Una mayoría significativa de españoles ha decidido darle una patada al presidente Rodríguez Zapatero en las nalgas de los candidatos socialistas a las administraciones autonómicas y locales. Por injusto que pueda parecer ese correctivo en carne ajena, una participación electoral altísima, tan inesperada como digna de aplauso, pone en su lugar justo el sentido de muchos votos. En vez de optar por abstenerse, numerosos votantes socialistas han acudido a las urnas, tal y como imploraba el Gobierno. Pero para depositar su papeleta a favor de otros partidos entre los que se incluye, de manera notable, el Popular. Ese transvase, muy común en países con madurez democrática superior a la nuestra, sorprende y debería hacer pensar en especial a los perdedores de las elecciones. Que la primera reacción de Rodríguez Zapatero haya sido la de anunciar que no cambiará de estrategia política sólo pone de manifiesto que no se entera de nada, cosa que, a raíz de su negación de la crisis económica, se sabía de antemano.

Ni qué decir tiene que el castigo generalizado cobra dimensiones particulares en cada localidad.
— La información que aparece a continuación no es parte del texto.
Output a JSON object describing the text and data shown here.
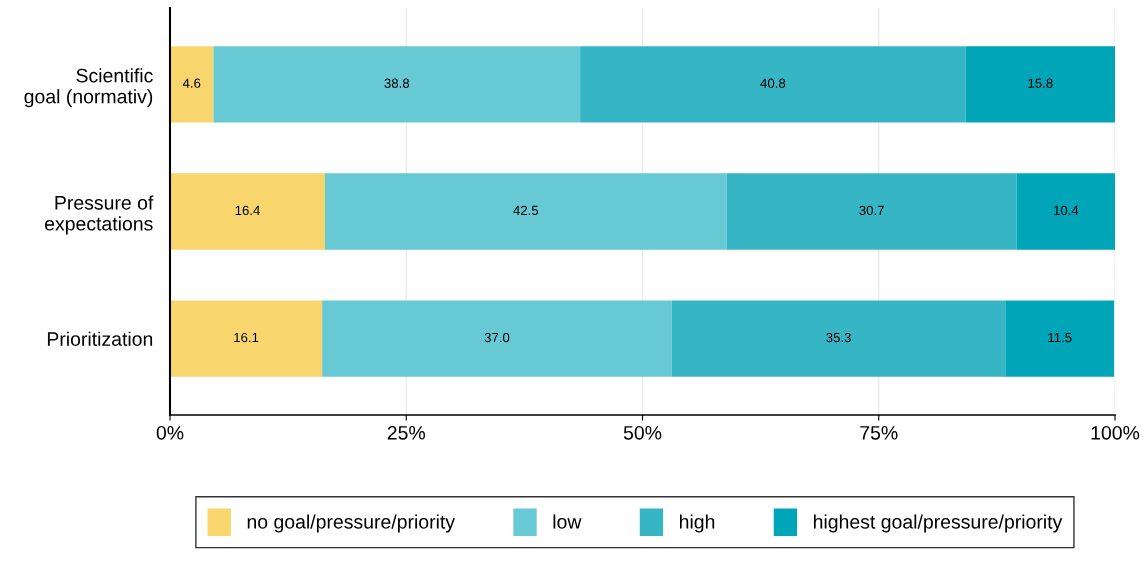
{
  "chart_data": {
    "type": "bar",
    "orientation": "horizontal",
    "stacked": true,
    "categories": [
      "Scientific\ngoal (normativ)",
      "Pressure of\nexpectations",
      "Prioritization"
    ],
    "series": [
      {
        "name": "no goal/pressure/priority",
        "color": "#f9d56e",
        "values": [
          4.6,
          16.4,
          16.1
        ]
      },
      {
        "name": "low",
        "color": "#66c9d4",
        "values": [
          38.8,
          42.5,
          37.0
        ],
        "value_labels": [
          "38.8",
          "42.5",
          "37.0"
        ]
      },
      {
        "name": "high",
        "color": "#36b6c5",
        "values": [
          40.8,
          30.7,
          35.3
        ]
      },
      {
        "name": "highest goal/pressure/priority",
        "color": "#00a5b8",
        "values": [
          15.8,
          10.4,
          11.5
        ]
      }
    ],
    "xlim": [
      0,
      100
    ],
    "xticks": [
      {
        "value": 0,
        "label": "0%"
      },
      {
        "value": 25,
        "label": "25%"
      },
      {
        "value": 50,
        "label": "50%"
      },
      {
        "value": 75,
        "label": "75%"
      },
      {
        "value": 100,
        "label": "100%"
      }
    ],
    "grid": "x",
    "legend": "bottom",
    "data_labels": true
  }
}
De ahí que los matices sean tan necesarios y las variables tan numerosas como para que el análisis deba descender hasta los detalles que distinguen cada caso. Pero que sea el país en su conjunto el que ha vivido la avalancha de una victoria histórica del Partido Popular indica hasta qué punto es una causa generalizada, más allá de lo que han hecho los gobiernos y parlamentos autonómicos, los concejales y los alcaldes, la principal culpable del vuelco brutal. Plazas que habían estado siempre, a lo largo de los años de democracia, en manos de los socialistas cambian ahora de signo. Si no estuviese más que amortizado ya, el presidente Rodríguez Zapatero debería hacérselo mirar.
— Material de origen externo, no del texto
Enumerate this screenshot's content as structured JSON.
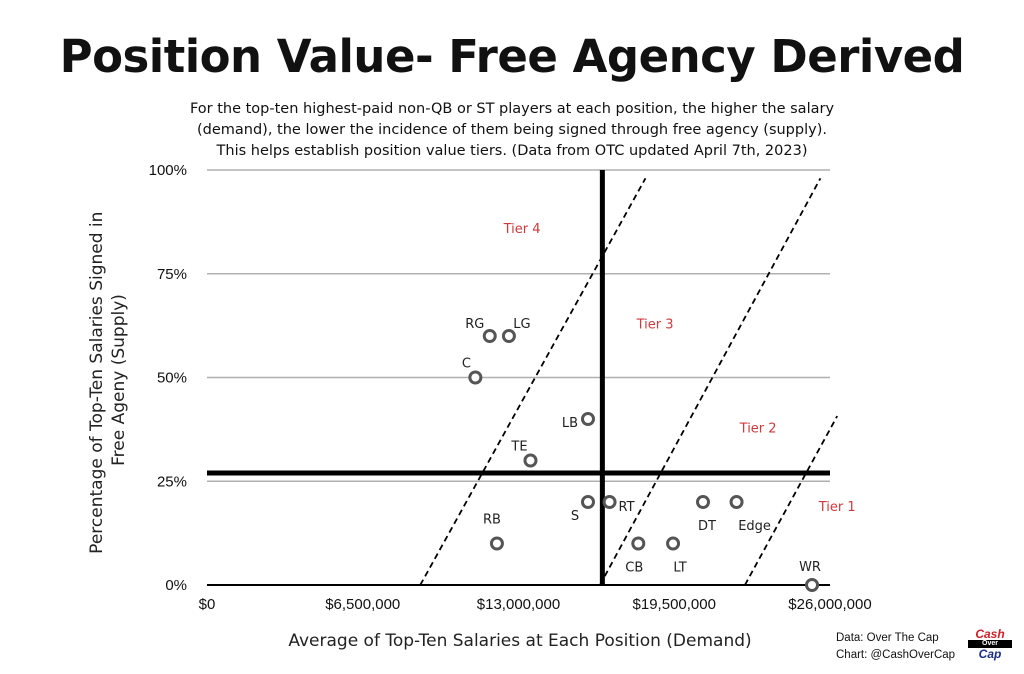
{
  "chart_data": {
    "type": "scatter",
    "title": "Position Value- Free Agency Derived",
    "subtitle": [
      "For the top-ten highest-paid non-QB or ST players at each position, the higher the salary",
      "(demand), the lower the incidence of them being signed through free agency (supply).",
      "This helps establish position value tiers. (Data from OTC updated April 7th, 2023)"
    ],
    "xlabel": "Average of Top-Ten Salaries at Each Position (Demand)",
    "ylabel": [
      "Percentage of Top-Ten  Salaries Signed in",
      "Free Ageny (Supply)"
    ],
    "xlim": [
      0,
      26000000
    ],
    "ylim": [
      0,
      100
    ],
    "x_ticks": [
      {
        "value": 0,
        "label": "$0"
      },
      {
        "value": 6500000,
        "label": "$6,500,000"
      },
      {
        "value": 13000000,
        "label": "$13,000,000"
      },
      {
        "value": 19500000,
        "label": "$19,500,000"
      },
      {
        "value": 26000000,
        "label": "$26,000,000"
      }
    ],
    "y_ticks": [
      {
        "value": 0,
        "label": "0%"
      },
      {
        "value": 25,
        "label": "25%"
      },
      {
        "value": 50,
        "label": "50%"
      },
      {
        "value": 75,
        "label": "75%"
      },
      {
        "value": 100,
        "label": "100%"
      }
    ],
    "grid": "horizontal",
    "points": [
      {
        "label": "RG",
        "x": 11800000,
        "y": 60
      },
      {
        "label": "LG",
        "x": 12600000,
        "y": 60
      },
      {
        "label": "C",
        "x": 11200000,
        "y": 50
      },
      {
        "label": "LB",
        "x": 15900000,
        "y": 40
      },
      {
        "label": "TE",
        "x": 13500000,
        "y": 30
      },
      {
        "label": "S",
        "x": 15900000,
        "y": 20
      },
      {
        "label": "RT",
        "x": 16800000,
        "y": 20
      },
      {
        "label": "DT",
        "x": 20700000,
        "y": 20
      },
      {
        "label": "Edge",
        "x": 22100000,
        "y": 20
      },
      {
        "label": "RB",
        "x": 12100000,
        "y": 10
      },
      {
        "label": "CB",
        "x": 18000000,
        "y": 10
      },
      {
        "label": "LT",
        "x": 19450000,
        "y": 10
      },
      {
        "label": "WR",
        "x": 25250000,
        "y": 0
      }
    ],
    "reference_lines": {
      "vertical_x": 16500000,
      "horizontal_y": 27
    },
    "tier_boundaries": [
      {
        "from": [
          8900000,
          0
        ],
        "to": [
          18300000,
          98
        ]
      },
      {
        "from": [
          16400000,
          0
        ],
        "to": [
          25600000,
          98
        ]
      },
      {
        "from": [
          22450000,
          0
        ],
        "to": [
          26300000,
          40.7
        ]
      }
    ],
    "tiers": [
      {
        "label": "Tier 4",
        "x": 13150000,
        "y": 86
      },
      {
        "label": "Tier 3",
        "x": 18700000,
        "y": 63
      },
      {
        "label": "Tier 2",
        "x": 23000000,
        "y": 38
      },
      {
        "label": "Tier 1",
        "x": 26300000,
        "y": 19
      }
    ],
    "colors": {
      "marker": "#555555",
      "tier_text": "#d0393b",
      "grid": "#b0b0b0"
    }
  },
  "credits": {
    "line1": "Data: Over The Cap",
    "line2": "Chart: @CashOverCap"
  },
  "logo": {
    "line1": "Cash",
    "line2": "Over",
    "line3": "Cap"
  }
}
Pero la condición local se recupera a la hora de gestionar esa avalancha de votos. Es más que obvio el que, durante esta legislatura autonómica y municipal, el Partido Popular será sometido a prueba y evaluado no en claves generales sino de acuerdo con lo que sea capaz de hacer al administrar el poder inmenso que ha recibido. Serán las promesas realizadas en campaña las que se sometan a juicio a lo largo de cuatro años en los que la mayoría absoluta elimina toda excusa. El PP no tendrá que someterse a pacto alguno, ni dependerá de las bisagras. Eso quiere decir que tendrá las manos libres para llevar a cabo la política que desee pero, al mismo tiempo, que sus electores -muchos de ellos de prestado- le echarán en cara cualquier desengaño sin red alguna que pueda servir de coartada. Se inaugura, pues, un periodo político insólito que va a permitir poner a prueba numerosas claves respecto del funcionamiento del Estado de derecho a nivel autonómico y local. Por el bien de todos, ojalá que los nuevos votantes populares no se vean decepcionados.